15. CAD/CAM/CIM: Computer-Aided Design/Computer-Aided Manufacturing/ Computer Integrated Manufacturing
Computer-based design and manufacturing technologies are becoming more prevalent within the industry. CAD programs support the design phase and give designers the ability to experiment with different fabrics, styles, and colors. Computer-Aided Manufacturing helps support the next phase of manufacturing -making the master plan for cutting the garment, cutting the fabrics, and sewing. Finally, Computer integrated Manufacturing programs move data from the design and manufacturing phases smoothly along the production process. (WWD)
16. DIP: Debtor in Possession Financing
A form of lending by which banks and other creditors will finance the needs of a debtor in possession that has sought protection under Chapter 11 bankruptcy. If this is obtained, it may be possible for a company to work its way out of bankruptcy, instead of having to liquidate. (WWD)

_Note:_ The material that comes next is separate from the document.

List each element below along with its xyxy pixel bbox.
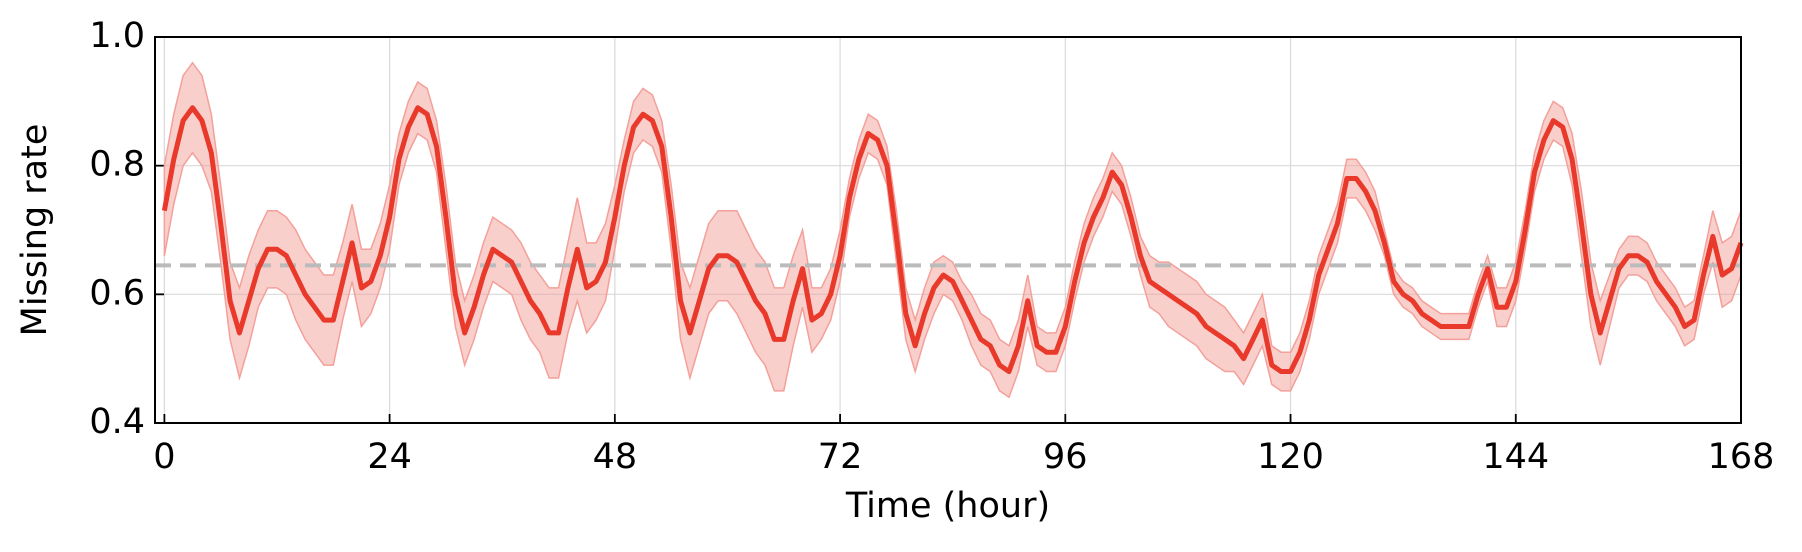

17. LBD: Little Black Dress
A term used to describe a black evening or cocktail dress that is usually cut simply and is short. This wardrobe essential has been reinterpreted by many designers and is a perennial look that is never out of style.
18. QR: Quick Response
An inventory management system that was developed by apparel manufacturers and retailers in order to gather information about the consumer’s likes and needs, effectively shortening lead time to days instead of weeks. Often employed in fast fashion where products that reflect the consumer’s preferences at the retail level are made quickly.
19. CNY: Chinese New Year
Designers seeking to manufacture clothing overseas must be aware of holidays that can slow down or stop clothing production. Chinese factories can close for up to eight weeks in January and February to celebrate the new year. (ClothierDesignSource)
20. WIP: Work in Progress
A document that includes all the styles currently going through production and the stage they’re at.
Starting an apparel line or beginning a career in fashion can be a daunting experience if you’re unfamiliar with the industry’s distinct jargon. These 20 terms are some of the most commonly used by insiders, so adding them to your vocabulary will prove invaluable. In addition to these words, there are a lot of descriptors for distinct fabrics, garment styles, and draping techniques that any fashion professional should learn as well.